When it comes to estate planning for elderly residents of New York, there are lots of critical issues to address. From asset division to establishing trusts to determining advance health care preferences for life-sustaining methods, end-of-life planning documents cover a variety of important topics. When handling estate law and asset protection for the elderly, though, it can be just as important to consider what might be considered softer issues, the non-financial concerns that arise for seniors in their later years.

Many of these matters, such as the specific distribution of physical possessions, can be easily addressed in legally binding document with a New York estate planning lawyer. With other concerns though, many find it preferable to discuss them ahead of time with loved ones before documenting them in writing, such as preferences for end-of-life care and life-support. Even if an individual decides not to discuss his or her choices ahead of time, it’s advisable to make sure family members know how to access the essential legal documents and the name of the estate planning attorney.

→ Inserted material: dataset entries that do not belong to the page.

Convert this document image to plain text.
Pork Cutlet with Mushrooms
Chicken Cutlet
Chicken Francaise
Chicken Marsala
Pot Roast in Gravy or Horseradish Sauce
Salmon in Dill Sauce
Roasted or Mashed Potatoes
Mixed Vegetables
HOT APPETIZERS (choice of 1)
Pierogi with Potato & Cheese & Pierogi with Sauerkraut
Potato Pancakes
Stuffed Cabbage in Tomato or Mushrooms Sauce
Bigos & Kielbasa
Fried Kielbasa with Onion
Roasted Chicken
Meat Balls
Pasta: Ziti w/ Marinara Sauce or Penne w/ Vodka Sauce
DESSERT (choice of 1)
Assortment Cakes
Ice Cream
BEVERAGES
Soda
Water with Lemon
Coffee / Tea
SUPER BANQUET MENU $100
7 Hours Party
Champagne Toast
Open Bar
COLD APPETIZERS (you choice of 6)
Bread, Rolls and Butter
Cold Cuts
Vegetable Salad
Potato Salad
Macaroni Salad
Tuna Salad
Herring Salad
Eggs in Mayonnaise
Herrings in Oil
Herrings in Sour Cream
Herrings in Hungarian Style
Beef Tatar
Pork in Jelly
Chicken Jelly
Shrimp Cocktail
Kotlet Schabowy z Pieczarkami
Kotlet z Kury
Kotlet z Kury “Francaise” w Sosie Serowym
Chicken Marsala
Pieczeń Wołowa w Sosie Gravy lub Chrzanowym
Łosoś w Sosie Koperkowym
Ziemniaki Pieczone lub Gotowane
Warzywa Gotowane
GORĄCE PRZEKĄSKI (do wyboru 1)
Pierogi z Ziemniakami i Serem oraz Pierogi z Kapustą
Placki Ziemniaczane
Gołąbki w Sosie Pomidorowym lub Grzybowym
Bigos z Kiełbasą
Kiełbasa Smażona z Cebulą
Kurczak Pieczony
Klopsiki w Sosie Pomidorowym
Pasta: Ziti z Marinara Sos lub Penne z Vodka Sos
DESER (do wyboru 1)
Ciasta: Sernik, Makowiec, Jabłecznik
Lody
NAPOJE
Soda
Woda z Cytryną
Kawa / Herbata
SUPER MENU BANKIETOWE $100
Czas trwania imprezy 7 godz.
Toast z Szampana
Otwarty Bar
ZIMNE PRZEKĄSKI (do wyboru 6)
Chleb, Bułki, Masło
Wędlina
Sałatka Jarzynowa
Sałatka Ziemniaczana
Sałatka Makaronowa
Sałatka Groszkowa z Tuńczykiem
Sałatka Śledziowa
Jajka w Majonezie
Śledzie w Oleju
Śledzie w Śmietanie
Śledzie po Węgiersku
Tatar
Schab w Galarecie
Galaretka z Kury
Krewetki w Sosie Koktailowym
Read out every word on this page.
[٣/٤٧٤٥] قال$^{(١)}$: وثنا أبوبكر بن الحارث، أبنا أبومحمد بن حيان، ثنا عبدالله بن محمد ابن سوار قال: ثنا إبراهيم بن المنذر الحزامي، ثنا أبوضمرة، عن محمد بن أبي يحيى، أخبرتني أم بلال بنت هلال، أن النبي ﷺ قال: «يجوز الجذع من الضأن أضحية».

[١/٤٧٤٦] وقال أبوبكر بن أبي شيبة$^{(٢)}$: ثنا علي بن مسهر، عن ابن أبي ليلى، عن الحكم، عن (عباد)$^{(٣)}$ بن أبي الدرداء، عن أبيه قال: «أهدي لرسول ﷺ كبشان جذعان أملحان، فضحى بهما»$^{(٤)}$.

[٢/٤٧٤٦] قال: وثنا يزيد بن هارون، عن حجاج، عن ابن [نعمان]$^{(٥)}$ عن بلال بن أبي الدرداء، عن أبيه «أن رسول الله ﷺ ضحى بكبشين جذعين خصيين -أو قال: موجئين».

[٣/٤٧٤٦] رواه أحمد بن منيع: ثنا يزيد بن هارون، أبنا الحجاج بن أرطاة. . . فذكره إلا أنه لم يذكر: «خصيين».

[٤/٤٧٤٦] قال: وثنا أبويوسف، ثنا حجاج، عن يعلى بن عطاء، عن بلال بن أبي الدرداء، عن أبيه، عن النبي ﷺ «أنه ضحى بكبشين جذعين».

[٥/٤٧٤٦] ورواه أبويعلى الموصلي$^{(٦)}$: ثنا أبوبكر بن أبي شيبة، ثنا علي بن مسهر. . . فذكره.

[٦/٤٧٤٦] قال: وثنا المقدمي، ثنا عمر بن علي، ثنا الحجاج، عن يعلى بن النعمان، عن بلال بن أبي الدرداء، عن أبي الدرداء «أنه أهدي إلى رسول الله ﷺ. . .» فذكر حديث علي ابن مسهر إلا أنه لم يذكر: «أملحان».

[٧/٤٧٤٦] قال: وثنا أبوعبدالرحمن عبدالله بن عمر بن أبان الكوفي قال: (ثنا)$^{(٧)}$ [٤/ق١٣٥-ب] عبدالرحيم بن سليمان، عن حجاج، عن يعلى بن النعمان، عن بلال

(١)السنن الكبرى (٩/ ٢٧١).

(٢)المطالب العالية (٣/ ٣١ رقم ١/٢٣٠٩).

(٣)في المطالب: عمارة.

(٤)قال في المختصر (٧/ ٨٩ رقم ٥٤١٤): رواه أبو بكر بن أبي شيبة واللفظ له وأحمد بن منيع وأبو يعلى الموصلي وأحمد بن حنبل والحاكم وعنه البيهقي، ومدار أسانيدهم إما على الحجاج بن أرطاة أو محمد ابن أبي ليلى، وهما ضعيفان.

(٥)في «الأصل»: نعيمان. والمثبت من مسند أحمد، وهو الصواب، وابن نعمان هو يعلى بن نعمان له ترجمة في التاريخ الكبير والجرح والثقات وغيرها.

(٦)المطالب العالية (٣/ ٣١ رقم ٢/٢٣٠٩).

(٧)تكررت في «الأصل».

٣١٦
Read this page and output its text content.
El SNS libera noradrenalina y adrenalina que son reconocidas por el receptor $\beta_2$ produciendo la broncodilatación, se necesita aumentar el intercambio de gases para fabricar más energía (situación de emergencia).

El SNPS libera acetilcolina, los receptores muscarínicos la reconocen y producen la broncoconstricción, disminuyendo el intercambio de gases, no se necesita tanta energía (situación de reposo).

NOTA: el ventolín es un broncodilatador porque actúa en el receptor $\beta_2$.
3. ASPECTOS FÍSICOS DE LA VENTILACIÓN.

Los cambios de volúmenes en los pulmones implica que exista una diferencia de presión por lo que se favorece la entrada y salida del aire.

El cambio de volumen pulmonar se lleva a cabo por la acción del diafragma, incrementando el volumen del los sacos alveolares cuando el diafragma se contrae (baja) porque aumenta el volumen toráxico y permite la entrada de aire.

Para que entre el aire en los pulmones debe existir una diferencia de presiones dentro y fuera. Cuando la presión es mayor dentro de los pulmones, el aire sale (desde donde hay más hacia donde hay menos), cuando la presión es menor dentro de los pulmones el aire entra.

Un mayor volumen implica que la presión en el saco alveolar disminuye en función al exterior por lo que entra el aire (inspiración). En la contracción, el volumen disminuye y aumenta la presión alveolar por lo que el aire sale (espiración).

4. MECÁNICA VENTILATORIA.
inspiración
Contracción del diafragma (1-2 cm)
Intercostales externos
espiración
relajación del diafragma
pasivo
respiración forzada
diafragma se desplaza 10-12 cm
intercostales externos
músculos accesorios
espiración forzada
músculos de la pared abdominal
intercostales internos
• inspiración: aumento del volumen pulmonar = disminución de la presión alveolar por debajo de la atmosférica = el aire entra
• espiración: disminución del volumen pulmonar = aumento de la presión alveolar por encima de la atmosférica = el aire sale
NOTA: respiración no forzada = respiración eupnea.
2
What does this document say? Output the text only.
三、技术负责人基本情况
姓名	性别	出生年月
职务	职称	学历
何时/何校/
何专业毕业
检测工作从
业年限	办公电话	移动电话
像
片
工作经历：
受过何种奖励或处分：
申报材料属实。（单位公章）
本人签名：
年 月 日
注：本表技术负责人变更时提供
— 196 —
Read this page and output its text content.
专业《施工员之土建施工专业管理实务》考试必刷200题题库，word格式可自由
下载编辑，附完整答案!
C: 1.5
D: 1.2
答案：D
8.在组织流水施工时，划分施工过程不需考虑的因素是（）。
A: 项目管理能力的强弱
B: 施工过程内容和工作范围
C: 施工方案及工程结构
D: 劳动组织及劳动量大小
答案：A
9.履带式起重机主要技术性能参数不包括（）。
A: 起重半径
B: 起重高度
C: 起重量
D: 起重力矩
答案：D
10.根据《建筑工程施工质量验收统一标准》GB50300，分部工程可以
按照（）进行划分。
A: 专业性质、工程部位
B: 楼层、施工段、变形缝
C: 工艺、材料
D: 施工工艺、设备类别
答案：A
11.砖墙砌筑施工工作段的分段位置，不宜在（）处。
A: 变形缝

Some of the softer issues elderly individuals may want to consider addressing include their feelings regarding dementia, such as whether they would prefer in-home care or moving to a facility that would remove stress from family caregivers? Along a similar vein is establishing the senior individual’s attitudes toward end-of-life care, in regard to quality of life and living will directives. Additionally, while it may seem a cliché to some, many people’s pets are like family members; for those concerned, estate planning can establish details for continued pet care after an owner’s passing.

Even preferences for funeral arrangements can be formally established in advance. A New York estate planning lawyer can also help an individual detail the disposition of possessions that may have personal meaning, helping specific assets remain in the family or ensuring heirlooms are not sold. Whatever the concern, an attorney with experience in estate law and asset protection will likely be able to address it.